彼等は目撃していた、砂塵の中からクロムウェルの死骸が現れる瞬間を。
ワルドは聡明な男である。
しかし今回ばかりは聡明である事が災いした。
かれは聡明であったが故に、レコン・キスタがクロムウェルの私兵に近い烏合の衆である事に気づいていた。
クロムウェルという名の最高責任者が消えれば、とたんに崩れ始めるだろうと予測していた。
もしもワルドの内通を知る者がクロムウェルただ一人ならば、ルイズの口を封じて何事も無かったかのようにトリステインに戻るという手もあった。
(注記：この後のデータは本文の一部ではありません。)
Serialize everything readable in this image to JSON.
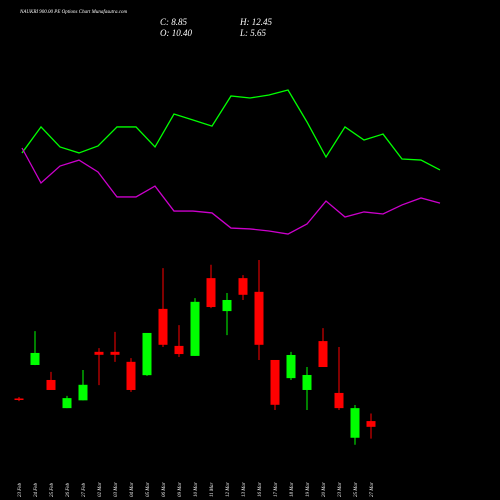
{
  "chart_data": {
    "type": "candlestick",
    "title": "NAUKRI 900.00 PE Options Chart Munafasutra.com",
    "ohlc_labels": [
      "C: 8.85",
      "H: 12.45",
      "O: 10.40",
      "L: 5.65"
    ],
    "categories": [
      "23 Feb",
      "24 Feb",
      "25 Feb",
      "26 Feb",
      "27 Feb",
      "02 Mar",
      "03 Mar",
      "04 Mar",
      "05 Mar",
      "06 Mar",
      "09 Mar",
      "10 Mar",
      "11 Mar",
      "12 Mar",
      "13 Mar",
      "16 Mar",
      "17 Mar",
      "18 Mar",
      "19 Mar",
      "20 Mar",
      "23 Mar",
      "25 Mar",
      "27 Mar"
    ],
    "open": [
      16.5,
      25.55,
      21.5,
      13.9,
      16.0,
      29.1,
      29.1,
      26.4,
      22.8,
      40.7,
      30.7,
      28.0,
      49.0,
      40.1,
      49.0,
      45.3,
      26.9,
      22.0,
      18.8,
      32.0,
      18.0,
      5.9,
      10.4
    ],
    "high": [
      16.9,
      34.7,
      23.7,
      17.2,
      24.2,
      30.1,
      34.5,
      27.4,
      34.2,
      51.7,
      36.3,
      43.6,
      52.6,
      45.0,
      49.8,
      53.9,
      26.9,
      29.1,
      25.0,
      35.5,
      30.4,
      14.75,
      12.45
    ],
    "low": [
      15.8,
      25.5,
      18.8,
      13.9,
      16.0,
      20.1,
      26.4,
      18.3,
      22.6,
      30.4,
      27.7,
      28.0,
      40.9,
      33.6,
      43.1,
      26.9,
      13.4,
      21.5,
      13.4,
      25.0,
      13.4,
      4.0,
      5.65
    ],
    "close": [
      16.2,
      28.8,
      18.8,
      16.6,
      20.2,
      28.3,
      28.3,
      18.8,
      34.2,
      31.0,
      28.5,
      42.6,
      41.2,
      43.1,
      44.5,
      31.0,
      14.8,
      28.25,
      22.85,
      25.0,
      13.9,
      13.9,
      8.85
    ],
    "up_color": "#00ff00",
    "down_color": "#ff0000",
    "ylim": [
      0,
      60
    ],
    "y2lim": [
      0,
      100
    ],
    "series": [
      {
        "color": "#00ff00",
        "axis": "y2",
        "values": [
          57.1,
          72.4,
          60.6,
          57.1,
          61.2,
          72.4,
          72.4,
          60.6,
          80,
          76.5,
          72.9,
          90.6,
          89.4,
          91.2,
          94.1,
          75.3,
          54.7,
          72.4,
          64.7,
          68.2,
          53.5,
          52.9,
          47.1
        ]
      },
      {
        "color": "#cc00cc",
        "axis": "y2",
        "values": [
          60,
          39.4,
          49.4,
          52.9,
          45.9,
          31.2,
          31.2,
          37.6,
          22.9,
          22.9,
          21.8,
          12.9,
          12.4,
          11.2,
          9.4,
          15.3,
          28.8,
          19.4,
          22.4,
          21.2,
          26.5,
          30.6,
          27.6
        ]
      }
    ]
  }
}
しかし現実には彼の内通を知る者は何人かおり、レコン・キスタが無くなるのであれば、
少しでも責任を逃れるために自己の知りうる全てを喋る者は必ずいるだろう。
つまりワルドが反逆者として処刑されないためにはレコン・キスタの存続が不可欠で、
レコン・キスタの存続にはクロムウェルの存命が不可欠で、
そのクロムウェルは最悪のタイミングで殺害されてしまったのである。
ワルドは追いつめられない限り冷静さを失わない男だったが、予定外の事態に遭遇するとすぐに冷静さを失う悪い癖があった。
その結果、彼は逐電逃亡を決断するのにほんの僅かばかりではあるが時間がかかり、それが後に偶然かつ突発的な戦いが起こる事となる。